What we forgot in all our protection in health and safety was how to make life worth living. The elderly are frail, weak and cannot argue for themselves. People like us are here to argue for them. Why have we not burned the nursing homes to the ground? There is one here in Dublin that I would burn to the ground. It is because we do not really believe that anything else is possible. We believe it is sort of possible under certain conditions. This comes back to Pádraig Pearse and the lack of clear vision.
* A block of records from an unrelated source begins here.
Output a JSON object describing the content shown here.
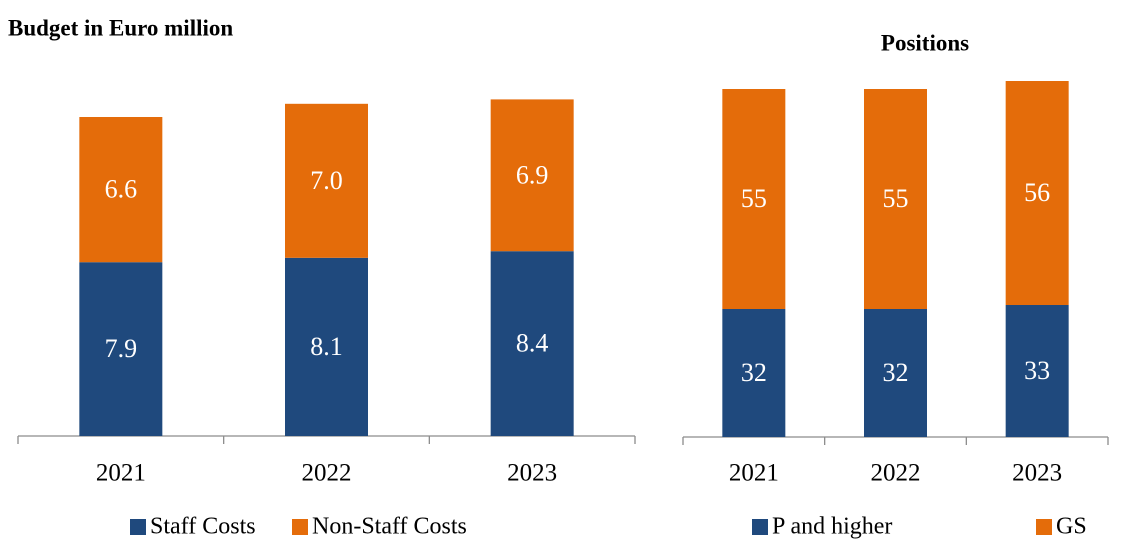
{
  "chart_data": [
    {
      "type": "bar",
      "stacked": true,
      "title": "Budget in Euro million",
      "categories": [
        "2021",
        "2022",
        "2023"
      ],
      "series": [
        {
          "name": "Staff Costs",
          "color": "#1f497d",
          "values": [
            7.9,
            8.1,
            8.4
          ]
        },
        {
          "name": "Non-Staff Costs",
          "color": "#e46c0a",
          "values": [
            6.6,
            7.0,
            6.9
          ],
          "value_labels": [
            "6.6",
            "7.0",
            "6.9"
          ]
        }
      ]
    },
    {
      "type": "bar",
      "stacked": true,
      "title": "Positions",
      "categories": [
        "2021",
        "2022",
        "2023"
      ],
      "series": [
        {
          "name": "P and higher",
          "color": "#1f497d",
          "values": [
            32,
            32,
            33
          ]
        },
        {
          "name": "GS",
          "color": "#e46c0a",
          "values": [
            55,
            55,
            56
          ]
        }
      ]
    }
  ]
}
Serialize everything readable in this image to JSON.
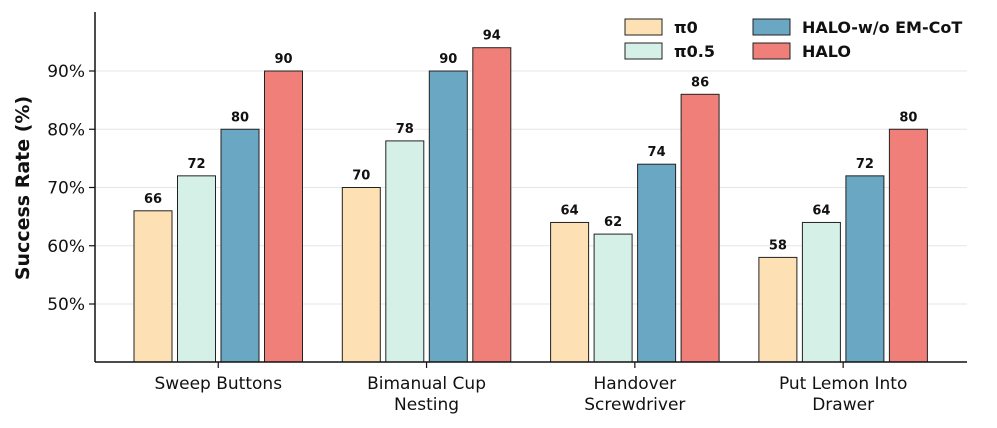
{
  "chart_data": {
    "type": "bar",
    "title": "",
    "xlabel": "",
    "ylabel": "Success Rate (%)",
    "ylim": [
      40,
      100
    ],
    "yticks": [
      50,
      60,
      70,
      80,
      90
    ],
    "ytick_labels": [
      "50%",
      "60%",
      "70%",
      "80%",
      "90%"
    ],
    "grid": "horizontal",
    "legend_position": "top-right",
    "categories": [
      [
        "Sweep Buttons"
      ],
      [
        "Bimanual Cup",
        "Nesting"
      ],
      [
        "Handover",
        "Screwdriver"
      ],
      [
        "Put Lemon Into",
        "Drawer"
      ]
    ],
    "series": [
      {
        "name": "π0",
        "color": "#fde0b4",
        "values": [
          66,
          70,
          64,
          58
        ]
      },
      {
        "name": "π0.5",
        "color": "#d5f0e6",
        "values": [
          72,
          78,
          62,
          64
        ]
      },
      {
        "name": "HALO-w/o EM-CoT",
        "color": "#69a7c2",
        "values": [
          80,
          90,
          74,
          72
        ]
      },
      {
        "name": "HALO",
        "color": "#ef7f78",
        "values": [
          90,
          94,
          86,
          80
        ]
      }
    ]
  }
}
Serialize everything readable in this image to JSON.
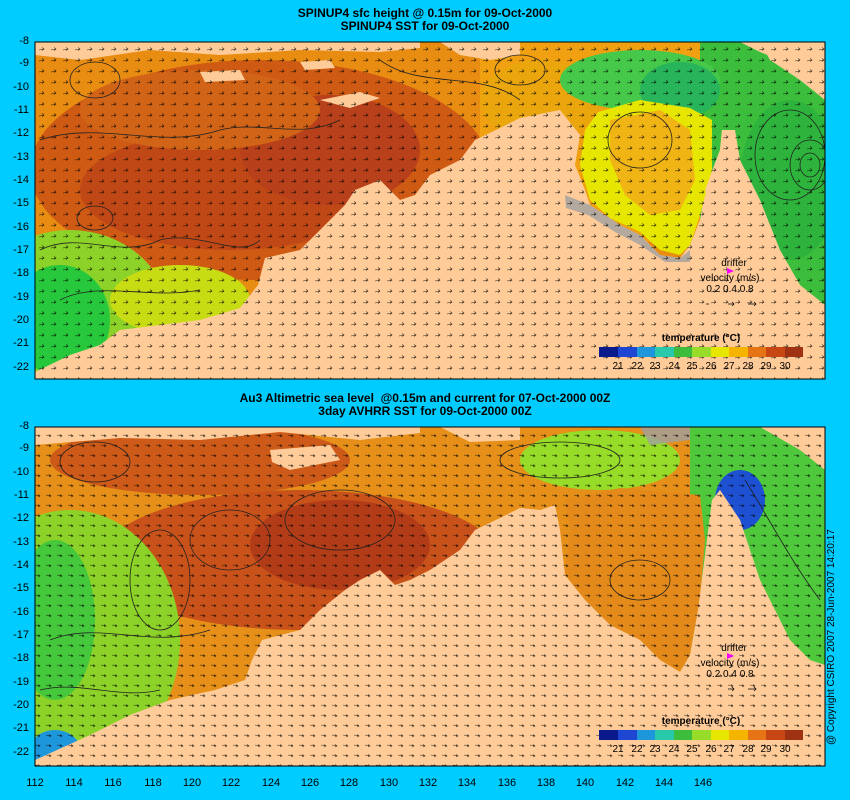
{
  "panel_top": {
    "title_line1": "SPINUP4 sfc height @ 0.15m for 09-Oct-2000",
    "title_line2": "SPINUP4 SST for 09-Oct-2000"
  },
  "panel_bottom": {
    "title_line1": "Au3 Altimetric sea level  @0.15m and current for 07-Oct-2000 00Z",
    "title_line2": "3day AVHRR SST for 09-Oct-2000 00Z"
  },
  "latitude_ticks": [
    "-8",
    "-9",
    "-10",
    "-11",
    "-12",
    "-13",
    "-14",
    "-15",
    "-16",
    "-17",
    "-18",
    "-19",
    "-20",
    "-21",
    "-22"
  ],
  "longitude_ticks": [
    "112",
    "114",
    "116",
    "118",
    "120",
    "122",
    "124",
    "126",
    "128",
    "130",
    "132",
    "134",
    "136",
    "138",
    "140",
    "142",
    "144",
    "146"
  ],
  "drifter_legend": {
    "label": "drifter",
    "velocity_label": "velocity (m/s)",
    "scale": "0.2 0.4 0.8",
    "marker_color": "#ff00ff"
  },
  "colorbar": {
    "title": "temperature (°C)",
    "ticks": [
      "21",
      "22",
      "23",
      "24",
      "25",
      "26",
      "27",
      "28",
      "29",
      "30"
    ],
    "colors": [
      "#0a1a8c",
      "#1e46d2",
      "#1e96dc",
      "#28c8aa",
      "#3cbe3c",
      "#96dc28",
      "#e6e600",
      "#f5b400",
      "#e67314",
      "#c84614",
      "#a03214"
    ]
  },
  "copyright": "@ Copyright CSIRO 2007   28-Jun-2007 14:20:17",
  "colors": {
    "background": "#00ccff",
    "land": "#ffcc99",
    "coast_shelf": "#a0a0a0"
  }
}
We need to develop assisted living as the norm, building it in every village and town. I believe when one is away from home, one has lost one’s freedom, no matter what one’s age. I also believe older people should never disburse decision-making to their children. The Assisted Decision-Making (Capacity) Bill 2013 will be very helpful here. Children are not in charge of their parents. Neither are nursing homes. Elders are in charge of themselves, even when they lack capacity because there was a time when they did have capacity and they can make those decisions. In the lobby of Leinster House, the Proclamation stands. It talks about human rights. This is one.

Privatisation of home care means that one hour of home care costs €25 per hour. At 168 hours a week that comes to €4,200. In 2026, 16% of the population will be over 65. We now have what are termed young-old, people between 65 and 74 years of age, middle-old, 75 to 84, and old-old, 85 years up. That is how long we are living. If one buys into fair deal, one cannot reverse one’s decision.
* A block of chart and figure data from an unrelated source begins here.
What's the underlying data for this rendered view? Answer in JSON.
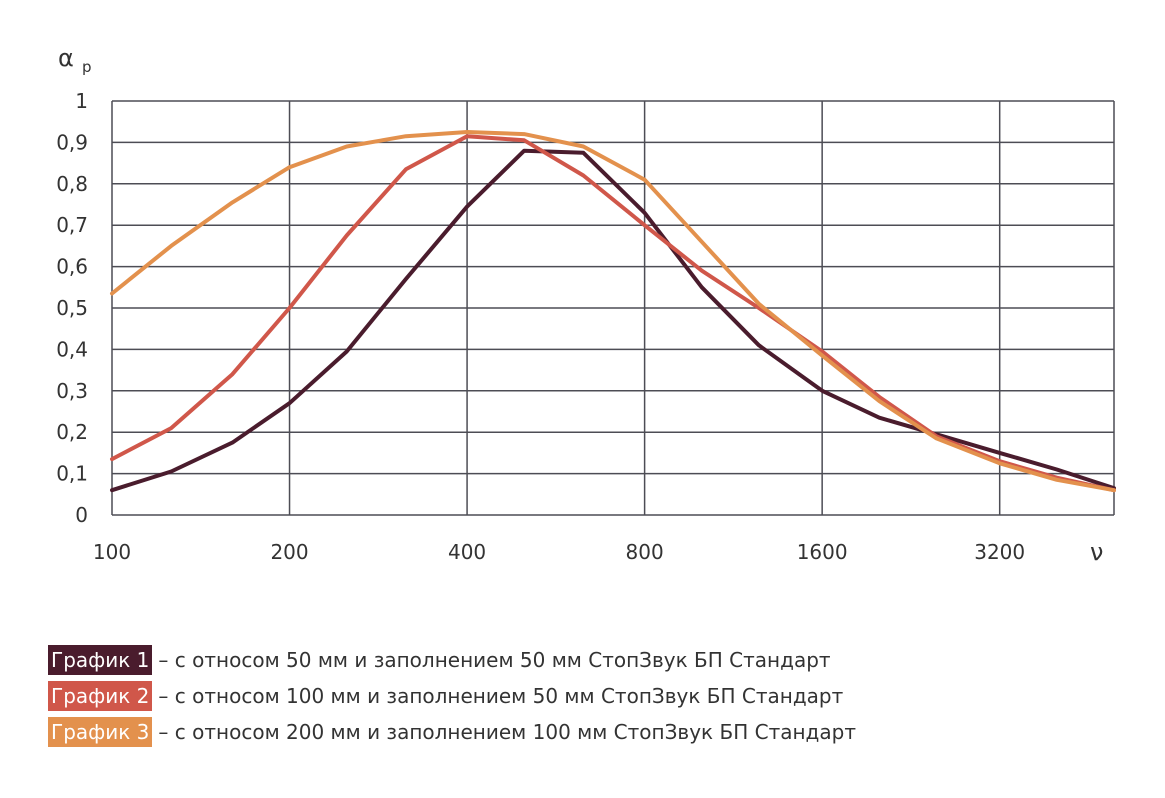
{
  "chart_data": {
    "type": "line",
    "ylabel": "α",
    "ylabel_sub": "р",
    "xlabel": "ν",
    "x_scale": "log2",
    "x": [
      100,
      126,
      160,
      200,
      250,
      315,
      400,
      500,
      630,
      800,
      1000,
      1250,
      1600,
      2000,
      2500,
      3200,
      4000,
      5000
    ],
    "x_ticks": [
      100,
      200,
      400,
      800,
      1600,
      3200
    ],
    "x_tick_labels": [
      "100",
      "200",
      "400",
      "800",
      "1600",
      "3200"
    ],
    "xlim": [
      100,
      5000
    ],
    "ylim": [
      0,
      1
    ],
    "y_ticks": [
      0,
      0.1,
      0.2,
      0.3,
      0.4,
      0.5,
      0.6,
      0.7,
      0.8,
      0.9,
      1
    ],
    "y_tick_labels": [
      "0",
      "0,1",
      "0,2",
      "0,3",
      "0,4",
      "0,5",
      "0,6",
      "0,7",
      "0,8",
      "0,9",
      "1"
    ],
    "grid": true,
    "series": [
      {
        "name": "График 1",
        "color": "#4a1c2d",
        "values": [
          0.06,
          0.105,
          0.175,
          0.27,
          0.395,
          0.57,
          0.745,
          0.88,
          0.875,
          0.73,
          0.55,
          0.41,
          0.3,
          0.235,
          0.195,
          0.15,
          0.11,
          0.065
        ]
      },
      {
        "name": "График 2",
        "color": "#d0574a",
        "values": [
          0.135,
          0.21,
          0.34,
          0.5,
          0.675,
          0.835,
          0.915,
          0.905,
          0.82,
          0.7,
          0.59,
          0.5,
          0.395,
          0.285,
          0.19,
          0.13,
          0.09,
          0.06
        ]
      },
      {
        "name": "График 3",
        "color": "#e3914d",
        "values": [
          0.535,
          0.65,
          0.755,
          0.84,
          0.89,
          0.915,
          0.925,
          0.92,
          0.89,
          0.81,
          0.66,
          0.51,
          0.385,
          0.275,
          0.185,
          0.125,
          0.085,
          0.06
        ]
      }
    ]
  },
  "legend": [
    {
      "label": "График 1",
      "text": "– с относом 50 мм и заполнением 50 мм СтопЗвук БП Стандарт",
      "color": "#4a1c2d"
    },
    {
      "label": "График 2",
      "text": "– с относом 100 мм и заполнением 50 мм СтопЗвук БП Стандарт",
      "color": "#d0574a"
    },
    {
      "label": "График 3",
      "text": "– с относом 200 мм и заполнением 100 мм СтопЗвук БП Стандарт",
      "color": "#e3914d"
    }
  ]
}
There are 36,000 people in nursing homes, equivalent to the population of Sligo town. According to the ALONE report, some 12,000 of these people do not need to be there. Up to 12% of elders in nursing homes engage in passive suicide. I saw it myself. Up to 57% of the budget for older person services is being allocated to just 6% of the older population. The percentage of the elder population in nursing home care in Ireland is 35% greater than the EU average. In the past five years, there has been a significant decrease in supports for older people to age at home. The supports have been cut by €1.6 million and the housing adaptation grant by €30 million. I understand everything had to be cut but we must start reversing that. There is too much money going to 80% of stand-alone nursing homes. We need to parallel that money in the communities. We put people’s names down for nursing homes because we do not know or have not developed good home-care supports. The average length people stay in a nursing home is two and a half to three years. There is no incentive to reverse that pattern. Strategies are no guarantee of implementation.

We wait for occupational therapists to tell us what we already know. We are not acting like a smart economy but like the bad economy of bad health. I have just read the WHO report on ageing and health in which Dr. Margaret Chan, director-general of WHO, stated, "There is no “typical” older person ... older age does not imply dependence". We need less emphasis on congregated care and more on community care.
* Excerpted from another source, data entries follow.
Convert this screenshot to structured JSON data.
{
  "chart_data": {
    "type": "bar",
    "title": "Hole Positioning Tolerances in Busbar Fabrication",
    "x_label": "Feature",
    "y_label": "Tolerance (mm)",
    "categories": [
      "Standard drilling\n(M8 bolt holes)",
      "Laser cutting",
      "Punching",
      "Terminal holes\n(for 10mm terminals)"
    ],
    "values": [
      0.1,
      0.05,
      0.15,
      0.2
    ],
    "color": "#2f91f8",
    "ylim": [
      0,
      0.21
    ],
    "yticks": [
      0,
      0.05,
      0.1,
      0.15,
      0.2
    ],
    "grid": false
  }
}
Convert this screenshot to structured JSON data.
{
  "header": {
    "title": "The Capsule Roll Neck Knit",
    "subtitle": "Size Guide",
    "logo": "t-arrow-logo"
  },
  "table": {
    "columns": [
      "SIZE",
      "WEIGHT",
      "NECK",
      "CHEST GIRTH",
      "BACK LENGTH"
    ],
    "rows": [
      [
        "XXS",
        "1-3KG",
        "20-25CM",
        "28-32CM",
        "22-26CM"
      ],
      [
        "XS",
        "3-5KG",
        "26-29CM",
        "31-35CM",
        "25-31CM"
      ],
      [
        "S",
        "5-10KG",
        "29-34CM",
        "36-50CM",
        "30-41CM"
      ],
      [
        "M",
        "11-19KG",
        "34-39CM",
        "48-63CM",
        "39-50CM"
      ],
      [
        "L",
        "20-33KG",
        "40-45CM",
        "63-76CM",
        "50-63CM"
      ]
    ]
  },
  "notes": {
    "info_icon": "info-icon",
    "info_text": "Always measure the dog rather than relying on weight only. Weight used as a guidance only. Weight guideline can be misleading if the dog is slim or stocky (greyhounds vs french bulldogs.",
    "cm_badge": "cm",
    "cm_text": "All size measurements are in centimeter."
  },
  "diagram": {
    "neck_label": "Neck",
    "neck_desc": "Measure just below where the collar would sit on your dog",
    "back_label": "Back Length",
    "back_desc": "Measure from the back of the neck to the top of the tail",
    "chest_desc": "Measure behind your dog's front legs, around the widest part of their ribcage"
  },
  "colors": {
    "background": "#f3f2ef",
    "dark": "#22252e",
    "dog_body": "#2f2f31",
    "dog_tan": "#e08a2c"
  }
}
Almost 2,000 years ago St. John said, “When you are old, you will stretch out your hands, and others will dress you and take you where you do not want to go". I rest my case. I am delighted the Minister of State, Deputy Kathleen Lynch, is in the Chamber because she has a genuine interest in our elders. I would like to see policies reversed with fewer stand-alone nursing homes. Instead, I would like more care in the community where the elders deserve to be, in the core of what they built themselves in their lives and want to come back to.